Kontroversi dan Dampaknya
Meski populer, sound horeg tak lepas dari kritik:
1. Gangguan Kebisingan
Banyak warga mengeluhkan suara bising hingga dini hari, terutama saat hajatan atau acara kawula muda.
2. Berpotensi Melanggar Aturan Ketertiban
Beberapa pemerintah daerah mengeluarkan imbauan agar sound horeg dibatasi karena mengganggu aktivitas masyarakat.
3. Risiko Kerusakan Alat dan Pendengaran
Mesin dipaksa bekerja di luar batas, sementara paparan suara keras dapat mengganggu kesehatan telinga.

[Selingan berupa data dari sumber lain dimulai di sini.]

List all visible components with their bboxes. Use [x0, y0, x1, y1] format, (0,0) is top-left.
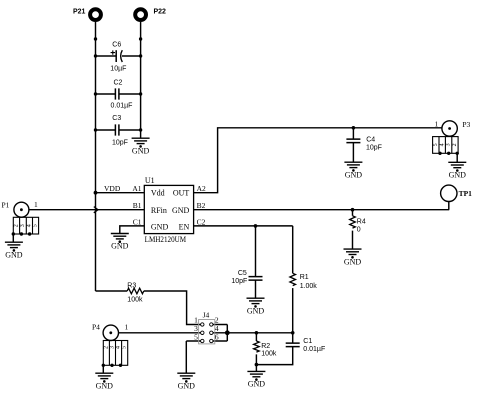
U1 pin number C1: [133, 217, 142, 226]
svg-text:B2: B2: [197, 201, 206, 210]
svg-text:LMH2120UM: LMH2120UM: [145, 235, 187, 244]
connector P1: [2, 200, 39, 236]
wire P21 rail vertical: [95, 22, 97, 291]
ground under J4 pin 5: [177, 373, 195, 390]
svg-text:1: 1: [34, 200, 38, 209]
svg-text:1: 1: [435, 119, 439, 128]
wire R2 branch: [255, 333, 257, 372]
op-amp U1 LMH2120UM body: [144, 176, 193, 244]
svg-text:P22: P22: [154, 9, 167, 16]
wire P4 shield stub: [102, 365, 104, 373]
svg-text:C3: C3: [112, 115, 121, 122]
junction dots on P22 rail: [139, 37, 142, 131]
svg-text:P4: P4: [92, 322, 100, 331]
svg-text:5: 5: [433, 143, 439, 146]
svg-text:100k: 100k: [261, 351, 277, 358]
svg-text:4: 4: [27, 224, 33, 227]
svg-text:VDD: VDD: [104, 184, 121, 193]
capacitor C6: [110, 42, 126, 73]
wire VDD net: [96, 192, 145, 194]
junction C4 node: [352, 126, 356, 130]
U1 pin number B1: [133, 201, 142, 210]
wire bottom net J4 to R2 to R1: [227, 332, 292, 334]
svg-text:5: 5: [122, 346, 128, 349]
U1 pin number B2: [197, 201, 206, 210]
svg-text:RFin: RFin: [151, 206, 167, 215]
svg-text:3: 3: [20, 224, 26, 227]
ground under P3: [448, 162, 466, 179]
capacitor C4: [346, 136, 382, 151]
svg-text:A1: A1: [132, 184, 141, 193]
wire C3 row: [96, 129, 141, 131]
svg-text:2: 2: [452, 143, 458, 146]
svg-text:10µF: 10µF: [110, 66, 126, 73]
svg-text:10pF: 10pF: [231, 278, 247, 285]
svg-text:Vdd: Vdd: [151, 189, 165, 198]
svg-text:R1: R1: [300, 274, 309, 281]
U1 pin number A2: [197, 184, 206, 193]
ground under P22 rail: [132, 138, 150, 155]
svg-text:P1: P1: [2, 200, 10, 209]
svg-text:B1: B1: [133, 201, 142, 210]
svg-text:1: 1: [125, 322, 129, 331]
J4 pin 3: [194, 324, 204, 334]
svg-text:GND: GND: [248, 380, 266, 389]
svg-text:0: 0: [357, 226, 361, 233]
J4 pin 5: [194, 332, 204, 342]
J4 pin 4: [210, 324, 219, 334]
U1 pin number C2: [197, 217, 206, 226]
wire P1 shield stub: [12, 234, 14, 242]
J4 pin 2: [210, 316, 219, 326]
junction C5 node: [254, 224, 258, 228]
wire J4 pins 2-4-6 tie: [213, 325, 227, 342]
wire C6 row: [96, 55, 141, 57]
svg-text:3: 3: [110, 346, 116, 349]
svg-text:0.01µF: 0.01µF: [111, 103, 133, 110]
ground under U1 pin C1: [111, 234, 129, 251]
svg-text:GND: GND: [345, 170, 363, 179]
svg-text:C1: C1: [303, 338, 312, 345]
svg-text:100k: 100k: [127, 296, 143, 303]
ground under R4: [344, 249, 362, 266]
ground under P1: [5, 242, 23, 259]
svg-text:4: 4: [439, 143, 445, 146]
J4 pin 6: [210, 332, 219, 342]
svg-text:2: 2: [14, 224, 20, 227]
wire R1 to bottom net: [292, 288, 294, 333]
arrowhead on B1 wire at rail: [94, 207, 98, 213]
svg-text:GND: GND: [178, 381, 196, 390]
wire A2 to P3: [194, 128, 442, 193]
U1 pin name RFin: [151, 206, 167, 215]
U1 pin name OUT: [173, 189, 190, 198]
svg-text:GND: GND: [111, 242, 129, 251]
svg-text:2: 2: [103, 346, 109, 349]
capacitor C3: [112, 115, 128, 146]
svg-text:EN: EN: [179, 222, 190, 231]
svg-text:A2: A2: [197, 184, 206, 193]
wire P3 ground stub: [456, 153, 458, 162]
connector P3: [433, 119, 471, 155]
svg-text:R2: R2: [261, 343, 270, 350]
U1 pin name EN: [179, 222, 190, 231]
junction dots on P21 rail: [94, 37, 98, 194]
resistor R2: [254, 341, 277, 358]
junction R1 bottom node: [291, 331, 295, 335]
wire C2 pin net: [194, 226, 293, 273]
svg-text:10pF: 10pF: [366, 145, 382, 152]
capacitor C2: [111, 79, 133, 109]
junction R4 node: [351, 208, 355, 212]
U1 pin name GND right: [172, 206, 190, 215]
node VDD label: [104, 184, 121, 193]
svg-text:J4: J4: [203, 311, 210, 320]
svg-text:1.00k: 1.00k: [300, 283, 318, 290]
wire P4 to J4 pin3: [119, 332, 201, 334]
svg-text:C5: C5: [238, 270, 247, 277]
svg-text:GND: GND: [172, 206, 190, 215]
wire C1 branch: [256, 333, 292, 365]
resistor R3: [127, 282, 144, 303]
jumper header J4: [199, 311, 215, 344]
svg-text:3: 3: [446, 143, 452, 146]
test point TP1: [441, 185, 473, 201]
svg-text:GND: GND: [5, 250, 23, 259]
svg-text:10pF: 10pF: [112, 139, 128, 146]
svg-text:GND: GND: [151, 222, 169, 231]
svg-text:6: 6: [215, 332, 219, 341]
svg-text:C6: C6: [112, 42, 121, 49]
svg-text:P3: P3: [462, 120, 470, 129]
svg-text:4: 4: [116, 346, 122, 349]
svg-text:U1: U1: [145, 176, 155, 185]
svg-text:R4: R4: [357, 219, 366, 226]
svg-text:0.01µF: 0.01µF: [303, 346, 325, 353]
junction R2 top node: [255, 331, 259, 335]
svg-text:GND: GND: [344, 257, 362, 266]
junction R2 C1 bottom node: [255, 363, 259, 367]
junction J4 tie node: [225, 330, 230, 335]
U1 pin name Vdd: [151, 189, 165, 198]
wire P1 to RFin B1: [29, 209, 144, 211]
connector P22: [135, 9, 166, 20]
connector P21: [73, 9, 101, 20]
ground under C5: [247, 298, 265, 315]
svg-text:5: 5: [33, 224, 39, 227]
svg-text:R3: R3: [127, 282, 136, 289]
connector P4: [92, 322, 129, 367]
svg-text:P21: P21: [73, 9, 86, 16]
svg-text:GND: GND: [96, 381, 114, 390]
resistor R1: [290, 273, 317, 290]
wire C4 branch: [352, 128, 354, 162]
wire C2 row: [96, 93, 141, 95]
capacitor C1: [286, 338, 326, 353]
wire R3 net from rail to J4 pin1: [96, 291, 201, 325]
svg-text:C1: C1: [133, 217, 142, 226]
ground under C4: [344, 162, 362, 179]
svg-text:GND: GND: [449, 171, 467, 180]
resistor R4: [350, 216, 366, 234]
wire R4 branch: [352, 210, 354, 249]
svg-text:5: 5: [194, 332, 198, 341]
wire C5 branch: [255, 226, 257, 298]
wire C1 pin to ground: [120, 226, 145, 234]
wire B2 to TP1: [194, 202, 450, 210]
wire J4 pin5 to ground: [186, 341, 200, 373]
svg-text:GND: GND: [247, 306, 265, 315]
svg-text:C2: C2: [114, 79, 123, 86]
svg-text:C4: C4: [366, 136, 375, 143]
svg-text:TP1: TP1: [459, 189, 473, 198]
svg-text:C2: C2: [197, 217, 206, 226]
svg-text:OUT: OUT: [173, 189, 190, 198]
U1 pin name GND left: [151, 222, 169, 231]
svg-text:GND: GND: [132, 146, 150, 155]
ground under P4: [95, 373, 113, 390]
U1 pin number A1: [132, 184, 141, 193]
capacitor C5: [231, 270, 262, 285]
ground under R2 C1: [247, 371, 265, 388]
wire P22 rail vertical: [140, 22, 142, 138]
J4 pin 1: [194, 316, 204, 326]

Meski demikian, sebagian daerah memilih melakukan penataan, bukan pelarangan total.
Fenomena Sound Horeg berawal dari tradisi lokal, berkembang melalui kreativitas komunitas sound rakitan, dan akhirnya menjadi tren nasional berkat media sosial. Bagi sebagian anak muda, sound horeg bukan sekadar musik, melainkan ekspresi budaya dan identitas komunitas.
Dengan pengaturan yang baik—mulai dari jam penggunaan hingga standar volume—fenomena ini dapat tetap dinikmati tanpa menimbulkan gangguan bagi masyarakat luas.